Rosyjska rakieta trafiła w budynek kurii w Charkowie Rosyjska rakieta trafiła w budynek kurii w Charkowie 

Rosyjska rakieta trafiła w budynek kurii w Charkowie

Wczesnym rankiem rakieta trafiła w dach kurii diecezji charkowsko-zaporoskiej. W piwnicach budynku znajdowało się w tym czasie 40 osób. Nikomu nic się nie stało. Rosjanie ostrzelali Charków rakietami Grad oraz pociskami manewrującymi. Rakiety spadły na urzędy państwowe, prywatne domy oraz ludzi czekających w kolejce do sklepu. W mieście są ofiary śmiertelne i wielu rannych, jednak z powodu awarii łączy internetowych brakuje szczegółowych danych.

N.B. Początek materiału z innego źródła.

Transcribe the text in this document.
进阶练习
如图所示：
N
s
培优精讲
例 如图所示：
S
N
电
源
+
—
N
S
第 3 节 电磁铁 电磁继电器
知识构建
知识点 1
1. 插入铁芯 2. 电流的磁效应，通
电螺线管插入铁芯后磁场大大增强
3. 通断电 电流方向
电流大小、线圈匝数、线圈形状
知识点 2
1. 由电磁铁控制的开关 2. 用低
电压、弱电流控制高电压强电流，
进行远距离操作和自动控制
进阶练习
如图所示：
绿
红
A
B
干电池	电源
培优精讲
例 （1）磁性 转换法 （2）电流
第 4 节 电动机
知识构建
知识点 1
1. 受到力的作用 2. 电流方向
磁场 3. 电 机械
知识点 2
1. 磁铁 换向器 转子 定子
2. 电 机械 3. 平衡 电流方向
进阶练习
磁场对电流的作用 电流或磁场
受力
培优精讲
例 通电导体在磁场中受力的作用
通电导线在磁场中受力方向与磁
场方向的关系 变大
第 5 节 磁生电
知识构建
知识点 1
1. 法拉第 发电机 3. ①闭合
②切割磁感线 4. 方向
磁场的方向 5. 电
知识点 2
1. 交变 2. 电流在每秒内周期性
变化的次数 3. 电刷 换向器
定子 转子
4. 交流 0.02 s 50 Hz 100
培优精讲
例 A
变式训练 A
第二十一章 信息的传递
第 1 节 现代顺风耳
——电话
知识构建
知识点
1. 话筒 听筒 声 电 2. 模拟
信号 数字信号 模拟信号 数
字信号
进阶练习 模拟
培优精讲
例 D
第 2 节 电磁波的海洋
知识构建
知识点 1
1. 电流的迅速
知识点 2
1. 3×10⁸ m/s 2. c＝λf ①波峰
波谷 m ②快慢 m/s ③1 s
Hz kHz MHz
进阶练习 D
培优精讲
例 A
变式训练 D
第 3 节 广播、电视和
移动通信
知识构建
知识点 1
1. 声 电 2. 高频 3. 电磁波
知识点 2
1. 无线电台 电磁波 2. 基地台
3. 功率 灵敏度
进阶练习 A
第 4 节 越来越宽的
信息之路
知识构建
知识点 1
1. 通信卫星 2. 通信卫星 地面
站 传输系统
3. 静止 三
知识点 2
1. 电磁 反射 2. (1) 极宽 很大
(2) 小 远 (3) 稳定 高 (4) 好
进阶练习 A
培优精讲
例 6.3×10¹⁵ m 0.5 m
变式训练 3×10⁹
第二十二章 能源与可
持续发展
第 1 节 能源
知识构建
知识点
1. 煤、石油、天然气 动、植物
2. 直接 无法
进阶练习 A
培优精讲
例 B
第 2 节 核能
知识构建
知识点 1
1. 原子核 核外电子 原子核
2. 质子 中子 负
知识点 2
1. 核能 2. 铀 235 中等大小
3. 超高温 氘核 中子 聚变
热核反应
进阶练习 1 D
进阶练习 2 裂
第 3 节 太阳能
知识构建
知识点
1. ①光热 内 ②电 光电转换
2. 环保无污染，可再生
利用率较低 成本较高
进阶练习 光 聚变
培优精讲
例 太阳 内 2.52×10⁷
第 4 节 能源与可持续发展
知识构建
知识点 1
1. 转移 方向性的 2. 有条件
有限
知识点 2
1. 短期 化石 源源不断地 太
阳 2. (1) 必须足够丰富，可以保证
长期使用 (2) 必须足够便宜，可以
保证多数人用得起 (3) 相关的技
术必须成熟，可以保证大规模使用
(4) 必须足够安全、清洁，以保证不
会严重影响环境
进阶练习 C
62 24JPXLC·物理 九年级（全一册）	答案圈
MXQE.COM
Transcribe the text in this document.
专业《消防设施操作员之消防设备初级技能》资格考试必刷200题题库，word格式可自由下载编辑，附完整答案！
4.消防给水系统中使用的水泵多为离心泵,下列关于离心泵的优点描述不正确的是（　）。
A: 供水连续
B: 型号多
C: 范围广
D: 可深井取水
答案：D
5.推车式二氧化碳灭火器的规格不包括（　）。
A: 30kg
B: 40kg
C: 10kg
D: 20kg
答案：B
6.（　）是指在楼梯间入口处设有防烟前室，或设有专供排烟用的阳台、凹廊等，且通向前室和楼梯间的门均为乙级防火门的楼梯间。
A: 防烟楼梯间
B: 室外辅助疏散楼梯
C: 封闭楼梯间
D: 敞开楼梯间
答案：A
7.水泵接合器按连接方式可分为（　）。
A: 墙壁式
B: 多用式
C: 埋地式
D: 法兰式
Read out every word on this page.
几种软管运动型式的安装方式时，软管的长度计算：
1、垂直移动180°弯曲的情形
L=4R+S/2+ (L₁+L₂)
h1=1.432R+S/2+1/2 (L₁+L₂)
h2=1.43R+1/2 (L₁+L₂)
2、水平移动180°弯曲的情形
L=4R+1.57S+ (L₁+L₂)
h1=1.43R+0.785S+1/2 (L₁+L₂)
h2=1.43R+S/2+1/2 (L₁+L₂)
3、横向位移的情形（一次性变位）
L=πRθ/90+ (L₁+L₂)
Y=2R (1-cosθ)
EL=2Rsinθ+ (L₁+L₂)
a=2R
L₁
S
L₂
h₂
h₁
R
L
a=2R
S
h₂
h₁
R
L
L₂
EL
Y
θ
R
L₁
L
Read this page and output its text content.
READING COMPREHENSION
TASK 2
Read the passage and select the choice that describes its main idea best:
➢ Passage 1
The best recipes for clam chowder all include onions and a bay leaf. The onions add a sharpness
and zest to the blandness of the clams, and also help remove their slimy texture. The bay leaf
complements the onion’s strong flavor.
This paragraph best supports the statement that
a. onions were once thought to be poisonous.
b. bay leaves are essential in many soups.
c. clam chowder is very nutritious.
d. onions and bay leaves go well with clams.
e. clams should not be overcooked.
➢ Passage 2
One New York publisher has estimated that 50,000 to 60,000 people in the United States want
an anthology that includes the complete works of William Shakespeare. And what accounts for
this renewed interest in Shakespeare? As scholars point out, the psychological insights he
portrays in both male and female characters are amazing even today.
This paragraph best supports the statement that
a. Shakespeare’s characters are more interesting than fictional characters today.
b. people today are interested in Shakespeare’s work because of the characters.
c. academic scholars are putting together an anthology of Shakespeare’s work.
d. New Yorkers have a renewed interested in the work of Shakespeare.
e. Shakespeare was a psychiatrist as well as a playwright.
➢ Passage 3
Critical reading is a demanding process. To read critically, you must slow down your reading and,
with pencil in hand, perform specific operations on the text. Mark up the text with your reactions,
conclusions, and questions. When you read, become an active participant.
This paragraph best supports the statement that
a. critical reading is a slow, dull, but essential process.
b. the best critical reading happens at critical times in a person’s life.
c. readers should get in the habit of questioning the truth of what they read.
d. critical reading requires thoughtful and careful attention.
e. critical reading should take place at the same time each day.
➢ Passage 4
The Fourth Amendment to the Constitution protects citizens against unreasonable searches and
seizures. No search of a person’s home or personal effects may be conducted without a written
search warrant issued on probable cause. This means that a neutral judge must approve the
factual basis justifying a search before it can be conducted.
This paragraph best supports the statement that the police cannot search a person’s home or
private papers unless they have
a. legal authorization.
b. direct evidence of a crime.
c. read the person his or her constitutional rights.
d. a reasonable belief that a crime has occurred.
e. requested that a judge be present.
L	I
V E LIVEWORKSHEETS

Łukasz Sośniak SJ – Watykan

Rakieta, która trafiła w kurię, zniszczyła część dachu, ale na szczęście nie spowodowała zawalenia się konstrukcji. „Byliśmy blisko wielkiej tragedii. To było prawdziwe piekło, w budynku znajdowało się wiele kobiet i dzieci. Na szczęście na czas udało nam się zejść do piwnic, a rakieta trafiła w ostatnie piętro. Najedliśmy się jedynie strachu” – powiedział kanclerz kurii, ks. Grzegorz Semenkow.

Wśród ocalałych najprawdopodobniej znajdował się bp Paweł Gonczaruk i jeden z biskupów prawosławnych, który tymczasowo przebywa w kurii. Diecezja udzieliła mu gościny, ponieważ jego dom znajduje się w strefie najcięższych walk. „Ludzie dzwonią do nas z prośbą o pomoc. W pobliżu znajdują się dwie stacje metra, które obecnie służą jako schrony. Pomagamy, dostarczając tam żywność” – wyjaśnia ks. Semenkow. Zaznacza, że miasto jest objęte godziną policyjną, nie da się z niego wyjechać ani do niego wjechać.